Max le fulminó con la mirada.

—Por la misma razón que la gente descuelga un teléfono que suena lo antes posible: la cortesía es una convención social.

—Es una pérdida de tiempo —replicó Mark.

—Casi todas las convenciones sociales lo son —contestó Max con un ademán desdeñoso—. Sólo que tu generación va demasiado acelerada para apreciarlas.

—Que conste en acta —dijo Juan Cabrillo en voz alta para hacerse con el control de la situación—: El vuelo fue bien, mucho mejor que intentar salir del desierto uzbeko siguiendo las huellas de mis viejos neumáticos.

—Buen trabajo —terció Linc, con la voz cavernosa que salía de su enorme pecho—. Te convertirás en un SEAL honorable cualquier día de éstos.

—¿La viuda de Petrovski ha padecido alguna consecuencia? —preguntó Stone—. Está claro que alguien estaba difundiendo una versión aséptica del descubrimiento de su marido, y ella sería otro cabo suelto.

—Cuando volví a Muynak —dijo Juan—, le conté a Arkin Kamsin lo sucedido. Prometió sacarla a ella y a sus hijas del país lo antes posible. En cuanto se marcharan, iba a ver a unos amigos de Astana, la capital. Es lo mejor que podemos hacer. Continuó.

—Ponedme al día sobre vuestras investigaciones.

Mark Murphy llevaba guantes sin dedos con cables enchufados en su ordenador portátil, que a su vez estaba conectado con el superordenador Cray del buque. Movió las manos en el aire, y en la gran pantalla plana sus movimientos barrieron a un lado ventanas de datos, como en una película de ciencia ficción. Era tecnología de ultimísima generación de Slide Screen, que estaba probando para un amigo que iba a fundar una empresa.

—Allá vamos —anunció, cuando una fotografía aérea de un terreno industrial situado junto a una extensión de agua apareció en la pantalla—. Esto es una foto de los astilleros de C. Kraft & Sons tomada en 1917, sólo tres años antes de que fueran destruidos por un incendio. La empresa fue fundada en 1863 por Charles Kraft con el propósito de construir casamatas de hierro para la flota de acorazados de la Unión. Después de la Guerra Civil, empezaron a construir buques para los Grandes Lagos, sobre todo para transportar mineral de hierro. En 1899, cuando estaban en pleno apogeo, era el principal constructor de buques de los lagos.

—Tras la muerte de Charles Kraft, sus dos hijos, Alec y Benjamin, lucharon por el control. Alec, el hijo mayor, compró al fin las acciones del hermano, pero la deuda en la que había incurrido acabó con la empresa.

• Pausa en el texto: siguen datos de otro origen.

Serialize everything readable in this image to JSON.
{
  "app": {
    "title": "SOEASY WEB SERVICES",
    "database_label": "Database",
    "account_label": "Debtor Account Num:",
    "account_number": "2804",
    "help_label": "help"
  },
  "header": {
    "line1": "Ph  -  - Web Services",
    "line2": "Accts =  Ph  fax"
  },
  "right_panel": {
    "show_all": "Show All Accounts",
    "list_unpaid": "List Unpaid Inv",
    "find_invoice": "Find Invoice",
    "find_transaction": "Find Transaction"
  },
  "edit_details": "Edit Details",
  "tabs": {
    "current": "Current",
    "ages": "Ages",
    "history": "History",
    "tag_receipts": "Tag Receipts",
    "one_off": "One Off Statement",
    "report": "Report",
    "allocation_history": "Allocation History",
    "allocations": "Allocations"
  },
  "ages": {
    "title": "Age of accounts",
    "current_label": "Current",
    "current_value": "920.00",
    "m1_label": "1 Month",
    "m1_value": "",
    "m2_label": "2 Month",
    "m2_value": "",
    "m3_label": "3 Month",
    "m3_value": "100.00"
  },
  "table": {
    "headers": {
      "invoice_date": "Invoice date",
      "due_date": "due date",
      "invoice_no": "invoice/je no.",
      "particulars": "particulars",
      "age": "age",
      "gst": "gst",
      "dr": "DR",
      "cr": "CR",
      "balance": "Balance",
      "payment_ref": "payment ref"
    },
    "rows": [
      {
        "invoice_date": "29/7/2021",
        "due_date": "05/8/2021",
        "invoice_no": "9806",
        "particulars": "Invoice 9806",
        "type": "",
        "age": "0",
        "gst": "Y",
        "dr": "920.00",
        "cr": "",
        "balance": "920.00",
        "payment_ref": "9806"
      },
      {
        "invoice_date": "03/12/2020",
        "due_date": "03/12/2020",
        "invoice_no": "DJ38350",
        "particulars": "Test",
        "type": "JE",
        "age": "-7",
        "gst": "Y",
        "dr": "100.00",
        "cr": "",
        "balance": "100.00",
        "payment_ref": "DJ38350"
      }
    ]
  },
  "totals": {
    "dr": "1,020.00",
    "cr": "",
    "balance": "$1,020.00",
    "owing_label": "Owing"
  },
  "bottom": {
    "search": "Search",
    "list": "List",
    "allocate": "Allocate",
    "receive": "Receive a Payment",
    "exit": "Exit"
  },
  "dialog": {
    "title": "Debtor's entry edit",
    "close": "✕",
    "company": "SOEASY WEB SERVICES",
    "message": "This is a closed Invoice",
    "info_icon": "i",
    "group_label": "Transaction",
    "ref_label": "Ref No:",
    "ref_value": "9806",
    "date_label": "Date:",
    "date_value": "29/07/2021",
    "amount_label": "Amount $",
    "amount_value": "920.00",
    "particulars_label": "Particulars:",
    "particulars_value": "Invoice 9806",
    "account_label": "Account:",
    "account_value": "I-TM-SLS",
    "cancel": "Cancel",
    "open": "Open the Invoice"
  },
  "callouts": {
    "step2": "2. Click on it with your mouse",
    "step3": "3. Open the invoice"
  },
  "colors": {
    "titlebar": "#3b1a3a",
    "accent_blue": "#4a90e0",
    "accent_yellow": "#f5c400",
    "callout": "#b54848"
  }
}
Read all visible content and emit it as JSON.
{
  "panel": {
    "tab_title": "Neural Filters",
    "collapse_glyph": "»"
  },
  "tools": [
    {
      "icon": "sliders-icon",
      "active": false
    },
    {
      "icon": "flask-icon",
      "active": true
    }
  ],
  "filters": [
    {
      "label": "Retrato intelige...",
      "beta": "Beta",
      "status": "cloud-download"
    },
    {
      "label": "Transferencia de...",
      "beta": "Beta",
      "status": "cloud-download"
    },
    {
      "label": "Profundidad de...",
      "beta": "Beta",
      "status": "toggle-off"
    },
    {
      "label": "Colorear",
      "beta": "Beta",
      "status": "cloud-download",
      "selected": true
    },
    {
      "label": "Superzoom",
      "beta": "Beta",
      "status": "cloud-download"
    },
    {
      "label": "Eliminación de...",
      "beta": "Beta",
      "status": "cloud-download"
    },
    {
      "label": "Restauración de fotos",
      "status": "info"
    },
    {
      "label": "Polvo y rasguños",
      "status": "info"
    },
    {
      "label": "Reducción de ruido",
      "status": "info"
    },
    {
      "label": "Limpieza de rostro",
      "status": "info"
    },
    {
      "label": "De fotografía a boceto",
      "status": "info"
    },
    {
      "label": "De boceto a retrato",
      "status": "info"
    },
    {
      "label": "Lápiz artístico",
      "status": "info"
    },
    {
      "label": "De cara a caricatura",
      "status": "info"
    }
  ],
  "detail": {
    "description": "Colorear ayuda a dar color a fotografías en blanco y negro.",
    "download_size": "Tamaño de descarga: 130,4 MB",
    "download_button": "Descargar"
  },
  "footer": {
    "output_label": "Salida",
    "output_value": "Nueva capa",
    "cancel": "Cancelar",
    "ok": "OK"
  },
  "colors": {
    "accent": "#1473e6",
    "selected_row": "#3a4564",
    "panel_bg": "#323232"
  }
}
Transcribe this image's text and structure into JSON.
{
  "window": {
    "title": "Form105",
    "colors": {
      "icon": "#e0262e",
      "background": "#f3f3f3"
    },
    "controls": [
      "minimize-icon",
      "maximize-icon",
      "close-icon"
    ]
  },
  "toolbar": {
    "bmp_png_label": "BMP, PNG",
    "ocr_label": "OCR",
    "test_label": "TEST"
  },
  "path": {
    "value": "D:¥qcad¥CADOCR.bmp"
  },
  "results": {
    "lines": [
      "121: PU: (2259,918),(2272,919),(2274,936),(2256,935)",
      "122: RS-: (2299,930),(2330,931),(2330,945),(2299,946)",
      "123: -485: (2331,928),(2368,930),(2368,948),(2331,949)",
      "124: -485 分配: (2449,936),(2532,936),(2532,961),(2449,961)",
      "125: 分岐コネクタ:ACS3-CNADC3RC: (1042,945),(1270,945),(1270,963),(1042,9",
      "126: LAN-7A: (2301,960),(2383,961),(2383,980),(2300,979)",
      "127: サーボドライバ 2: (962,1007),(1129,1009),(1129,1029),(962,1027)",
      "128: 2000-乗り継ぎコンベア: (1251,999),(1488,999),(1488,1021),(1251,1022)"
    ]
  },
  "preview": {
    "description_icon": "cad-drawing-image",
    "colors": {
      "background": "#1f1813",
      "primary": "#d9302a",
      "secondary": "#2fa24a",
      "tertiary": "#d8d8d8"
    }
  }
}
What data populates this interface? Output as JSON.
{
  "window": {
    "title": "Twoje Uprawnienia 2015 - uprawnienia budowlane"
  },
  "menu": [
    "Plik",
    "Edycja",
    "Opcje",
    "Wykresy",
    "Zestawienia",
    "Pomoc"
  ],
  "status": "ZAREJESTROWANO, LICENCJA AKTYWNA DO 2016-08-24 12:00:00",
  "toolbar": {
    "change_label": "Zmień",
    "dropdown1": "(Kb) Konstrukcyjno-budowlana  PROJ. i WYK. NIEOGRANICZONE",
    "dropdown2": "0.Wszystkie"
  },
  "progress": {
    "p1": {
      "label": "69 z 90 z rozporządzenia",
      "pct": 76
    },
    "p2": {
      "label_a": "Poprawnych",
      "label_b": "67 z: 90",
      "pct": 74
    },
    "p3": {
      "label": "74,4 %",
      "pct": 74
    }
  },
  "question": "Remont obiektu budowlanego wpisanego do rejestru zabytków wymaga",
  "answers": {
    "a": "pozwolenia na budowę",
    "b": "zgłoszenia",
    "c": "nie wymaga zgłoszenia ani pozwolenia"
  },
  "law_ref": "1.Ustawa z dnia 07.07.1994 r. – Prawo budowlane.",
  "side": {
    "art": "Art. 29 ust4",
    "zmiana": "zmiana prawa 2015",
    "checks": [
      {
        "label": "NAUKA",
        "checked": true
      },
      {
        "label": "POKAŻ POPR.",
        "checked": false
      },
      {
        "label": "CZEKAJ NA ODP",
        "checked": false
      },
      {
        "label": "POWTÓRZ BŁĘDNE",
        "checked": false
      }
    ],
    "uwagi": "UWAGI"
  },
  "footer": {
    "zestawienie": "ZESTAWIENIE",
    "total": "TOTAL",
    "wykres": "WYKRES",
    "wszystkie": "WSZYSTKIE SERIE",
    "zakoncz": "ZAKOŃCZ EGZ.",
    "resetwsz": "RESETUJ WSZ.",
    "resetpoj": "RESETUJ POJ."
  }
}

En lugar de expandirse, fue disminuyendo de tamaño cada vez más, mientras Alec se esforzaba en vender activos para cubrir gastos. No contribuía a la tarea que tuviera serios problemas con el alcohol.

»El incendio que destruyó el astillero fue considerado sospechoso, aunque la compañía de seguros no pudo demostrar que fuera intencionado. Alec Kraft murió en 1926 de cirrosis hepática. Benjamin Kraft no se había quedado en Erie después de la venta de sus acciones, sino que se trasladó a Pittsburgh con su familia. Vivió una existencia tranquila, gracias a los beneficios de la venta. No les ha sobrevivido ningún hijo, pero hay cuatro nietos y once bisnietos, sobre todo en Pensilvania o en el norte del estado de Nueva York.

—¿Algún registro de que la empresa vendiera un barco a Rusia?

Juan formuló la pregunta grabada a fuego en su mente desde que descubriera que el barco misterioso de Karl Petrovski había sido construido en Erie.

—No hay datos de ventas al extranjero —dijo Mark. Movió las manos, y surgió una lista de barcos que la empresa había construido—. Encontré esto en una base de datos del Museo Marítimo de los Grandes Lagos.

Después subrayó varios nombres de la larga lista y fue dando explicaciones.

—Siguiendo tu descripción, he ido reduciendo la lista de los barcos que podrían ser el que encontraste.

Las páginas mostraron más de dos docenas de barcos que coincidían con las dimensiones y antigüedad aproximada del barco que Juan Cabrillo había visto.

—¿Alguna foto? —preguntó.

—Sí, espera un momento.

Murph volvió a obrar su magia, y al cabo de poco estaban mirando fotografías en tono sepia que databan de hacía más de un siglo.

La mayoría de los barcos estaban diseñados para transportar algún tipo de carga. Uno de ellos era un transbordador construido para izar vagones de tren sobre vías dispuestas sobre la cubierta. Desfilaron más fotografías.

—¡Alto! —gritó Cabrillo—. Retrocede una. Es ése.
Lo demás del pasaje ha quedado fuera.